Theses / Dissertation

Evaluation of Machine Translation Systems: The Translation Quality of Three Arabic Systems

Name of researcher : Yasmin Hikmet Abdul Hamid Hannouna
Title of the thesis/dissertation: Evaluation of Machine Translation Systems: The Translation Quality of Three Arabic System
Subject/major: Linguistics & Translation University name, department  name: Dept. of Translation, College of Arts, AlMustansiriyyah University, Iraq
Year of award: 2004


Evaluation is an implicit aspect of all human activity. With respect to MT, it remains an open fundamental issue and one of the most important stages in the life cycle of an MT system. The present evaluation study investigates the overall quality of three currently available English-intoArabic MT systems. The evaluation deals with selected quality characteristics and various text types. This is to bear on their ability and extent to satisfy specific requirements and help users to fulfill their tasks. The theoretical construct adopted in this study is based on the Framework for Evaluation of MT in ISLE (FEMTI, 2003) which is the most recent and comprehensive model of evaluation. The evaluation, constitutes a standard test bed application of this methodology (i.e., task-oriented testing and benchmark testing). The proposed model for the functional criteria is a black-box type, comparative and adequacy-oriented evaluation.
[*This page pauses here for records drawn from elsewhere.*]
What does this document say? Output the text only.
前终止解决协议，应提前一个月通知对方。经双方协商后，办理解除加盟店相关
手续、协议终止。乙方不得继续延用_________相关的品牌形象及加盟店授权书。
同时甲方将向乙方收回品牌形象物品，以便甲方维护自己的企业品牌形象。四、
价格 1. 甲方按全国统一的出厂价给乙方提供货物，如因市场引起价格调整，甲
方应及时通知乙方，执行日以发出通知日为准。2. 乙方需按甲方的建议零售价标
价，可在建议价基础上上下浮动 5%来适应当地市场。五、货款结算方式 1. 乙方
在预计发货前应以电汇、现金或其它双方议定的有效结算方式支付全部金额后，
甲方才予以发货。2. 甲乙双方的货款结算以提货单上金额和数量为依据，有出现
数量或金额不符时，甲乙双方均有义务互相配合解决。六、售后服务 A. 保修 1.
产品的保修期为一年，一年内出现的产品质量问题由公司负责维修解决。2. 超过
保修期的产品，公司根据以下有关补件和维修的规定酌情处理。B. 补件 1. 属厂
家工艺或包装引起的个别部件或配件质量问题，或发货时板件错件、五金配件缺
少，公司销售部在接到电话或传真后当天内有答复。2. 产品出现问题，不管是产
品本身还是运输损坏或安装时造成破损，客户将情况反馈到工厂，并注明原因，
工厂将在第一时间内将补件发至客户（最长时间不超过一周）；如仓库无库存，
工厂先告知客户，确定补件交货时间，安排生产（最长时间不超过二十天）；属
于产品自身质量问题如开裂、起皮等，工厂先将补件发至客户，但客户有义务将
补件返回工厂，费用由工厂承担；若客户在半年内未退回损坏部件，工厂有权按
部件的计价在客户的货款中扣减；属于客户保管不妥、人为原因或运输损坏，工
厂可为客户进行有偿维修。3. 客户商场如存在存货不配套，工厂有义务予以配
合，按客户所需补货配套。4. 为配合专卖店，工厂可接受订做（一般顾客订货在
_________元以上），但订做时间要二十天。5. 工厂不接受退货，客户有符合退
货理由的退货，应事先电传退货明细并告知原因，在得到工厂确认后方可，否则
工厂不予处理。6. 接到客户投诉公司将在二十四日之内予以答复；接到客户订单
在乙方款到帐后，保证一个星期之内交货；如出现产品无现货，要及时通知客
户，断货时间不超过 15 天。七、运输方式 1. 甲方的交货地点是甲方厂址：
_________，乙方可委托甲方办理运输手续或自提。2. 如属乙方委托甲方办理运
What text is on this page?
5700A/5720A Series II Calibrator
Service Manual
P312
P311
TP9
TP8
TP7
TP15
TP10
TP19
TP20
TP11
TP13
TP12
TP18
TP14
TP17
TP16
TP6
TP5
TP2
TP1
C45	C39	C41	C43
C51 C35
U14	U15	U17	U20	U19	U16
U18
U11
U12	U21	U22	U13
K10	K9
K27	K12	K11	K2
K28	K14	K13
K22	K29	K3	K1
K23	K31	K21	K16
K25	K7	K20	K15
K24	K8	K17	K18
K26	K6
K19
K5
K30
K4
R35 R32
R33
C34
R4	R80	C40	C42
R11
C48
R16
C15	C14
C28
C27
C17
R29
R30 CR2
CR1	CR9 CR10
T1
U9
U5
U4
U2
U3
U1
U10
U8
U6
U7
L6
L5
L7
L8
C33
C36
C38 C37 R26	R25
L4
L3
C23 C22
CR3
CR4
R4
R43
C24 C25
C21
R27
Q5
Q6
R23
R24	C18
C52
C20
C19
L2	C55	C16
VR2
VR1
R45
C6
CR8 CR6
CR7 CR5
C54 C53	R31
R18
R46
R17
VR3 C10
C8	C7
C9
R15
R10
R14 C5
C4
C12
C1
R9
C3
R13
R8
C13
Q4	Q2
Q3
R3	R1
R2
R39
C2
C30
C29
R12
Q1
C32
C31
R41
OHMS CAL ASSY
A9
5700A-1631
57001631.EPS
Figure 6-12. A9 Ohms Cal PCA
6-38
As for the non-functional criteria, the evaluation model is said to be the comparative performance and adequacy-oriented type. The sample represents a total of 268 English sentences taken from twelve various specialdomain texts. Some computational criteria have also been evaluated. These systems have been tested under experimental conditions by two evaluators. Detailed analyses and classification of the results concerning the selected criteria are presented with Excel tables, charts and graphs. The overall comparison of the three systems in terms of quality assessment of both criteria and texts level confirm  that  English-into-Arabic MT systems suffer from serious drawbacks especially related to the grammar and meanings of the translated sentence. Their output reflects many deficiencies in translating various text types and they all need serious improvements. In addition, the end user can use these systems to grasp the general idea of the source text, or translate short and simple texts. Three major types of problems have been identified with these systems: a.) cognitive, b.) linguistic and c.) operational. The operational problems are attributed to certain impediments in measuring the speed of translation and some limitations relevant to the design and performance of the user dictionaries of these systems. Having identified these problems, the researcher then investigates their possible sources. On the basis of these findings, a number of suggestions and recommendations are made.

Key words: Machine translation, evaluation of  MT systems ,  black-box  evaluation , taskoriented testing , benchmark testing , functional criteria , non-functional / computational criteria , operational problems.